In a policy brief released Monday, the Senior Care Pharmacy Coalition urged Congress and other regulatory authorities to adopt a “statutory, legislative” definition of long-term care pharmacies in order to ensure consistency across care settings for the more than 1.4 million Americans receiving the pharmacies’ services.

Currently the Centers for Medicare & Medicaid Services uses the “most comprehensive” definition of long-term care pharmacy, while the definitions used by the Environmental Protection Agency and the Food and Drug Administration are “far less concise,” SCPC said.

The policy brief also encourages Congress to address the “rapidly diversifying LTC marketplace,” and how LTC pharmacies should “operate in a future driven by diverse value-based purchasing models of [healthcare] delivery.”
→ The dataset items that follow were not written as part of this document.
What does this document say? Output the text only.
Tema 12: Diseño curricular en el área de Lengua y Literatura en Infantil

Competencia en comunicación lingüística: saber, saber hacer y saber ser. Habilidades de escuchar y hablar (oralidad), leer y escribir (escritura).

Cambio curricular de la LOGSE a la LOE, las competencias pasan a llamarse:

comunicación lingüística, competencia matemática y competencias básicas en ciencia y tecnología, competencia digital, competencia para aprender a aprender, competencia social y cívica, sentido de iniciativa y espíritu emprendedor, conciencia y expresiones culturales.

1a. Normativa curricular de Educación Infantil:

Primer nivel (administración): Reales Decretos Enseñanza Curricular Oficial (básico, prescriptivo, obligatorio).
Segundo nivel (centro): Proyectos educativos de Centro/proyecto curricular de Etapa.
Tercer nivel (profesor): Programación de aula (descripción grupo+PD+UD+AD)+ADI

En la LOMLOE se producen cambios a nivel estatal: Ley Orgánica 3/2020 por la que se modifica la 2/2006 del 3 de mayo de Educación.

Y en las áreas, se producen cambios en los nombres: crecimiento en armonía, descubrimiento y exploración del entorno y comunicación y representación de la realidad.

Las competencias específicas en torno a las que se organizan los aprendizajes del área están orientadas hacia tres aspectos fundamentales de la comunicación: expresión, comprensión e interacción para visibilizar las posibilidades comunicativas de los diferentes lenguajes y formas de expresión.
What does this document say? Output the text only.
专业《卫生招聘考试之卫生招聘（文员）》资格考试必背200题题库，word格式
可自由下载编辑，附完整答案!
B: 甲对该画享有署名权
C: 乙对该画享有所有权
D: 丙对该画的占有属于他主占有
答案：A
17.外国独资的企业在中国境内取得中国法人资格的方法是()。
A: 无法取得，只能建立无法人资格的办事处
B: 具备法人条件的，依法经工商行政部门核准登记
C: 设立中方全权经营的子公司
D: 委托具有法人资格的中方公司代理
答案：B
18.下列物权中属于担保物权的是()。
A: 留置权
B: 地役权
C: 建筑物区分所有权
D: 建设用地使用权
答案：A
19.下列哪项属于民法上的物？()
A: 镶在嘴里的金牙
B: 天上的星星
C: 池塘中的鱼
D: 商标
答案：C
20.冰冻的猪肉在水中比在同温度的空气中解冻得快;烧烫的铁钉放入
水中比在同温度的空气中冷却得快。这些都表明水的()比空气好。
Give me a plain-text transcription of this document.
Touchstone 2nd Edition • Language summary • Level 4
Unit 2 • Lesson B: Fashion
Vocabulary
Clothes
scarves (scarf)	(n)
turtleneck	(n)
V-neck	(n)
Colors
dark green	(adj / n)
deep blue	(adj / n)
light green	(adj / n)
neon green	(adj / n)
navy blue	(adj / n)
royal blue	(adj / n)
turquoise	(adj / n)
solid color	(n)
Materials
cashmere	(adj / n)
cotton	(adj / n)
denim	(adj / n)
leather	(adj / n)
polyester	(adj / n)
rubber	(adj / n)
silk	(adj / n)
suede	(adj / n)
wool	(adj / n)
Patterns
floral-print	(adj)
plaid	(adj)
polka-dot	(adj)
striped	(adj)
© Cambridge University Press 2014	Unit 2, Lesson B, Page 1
SCPC will follow up the policy brief later this year with a potential definition of long-term care pharmacy for regulators to consider, said Alan Rosenbloom, president and CEO of SCPC.

“The range of activist federal agencies seeking to regulate LTC pharmacies today demands that Congress adopt a clear, statutory definition that explicitly identifies the unique and specific service offerings that LTC pharmacies provide,” Rosenbloom said. “Only by doing so can federal laws appropriately — and consistently — apply to the practice of LTC pharmacy, particularly in the face of a growing need for LTC services in our rapidly evolving [healthcare] delivery system.”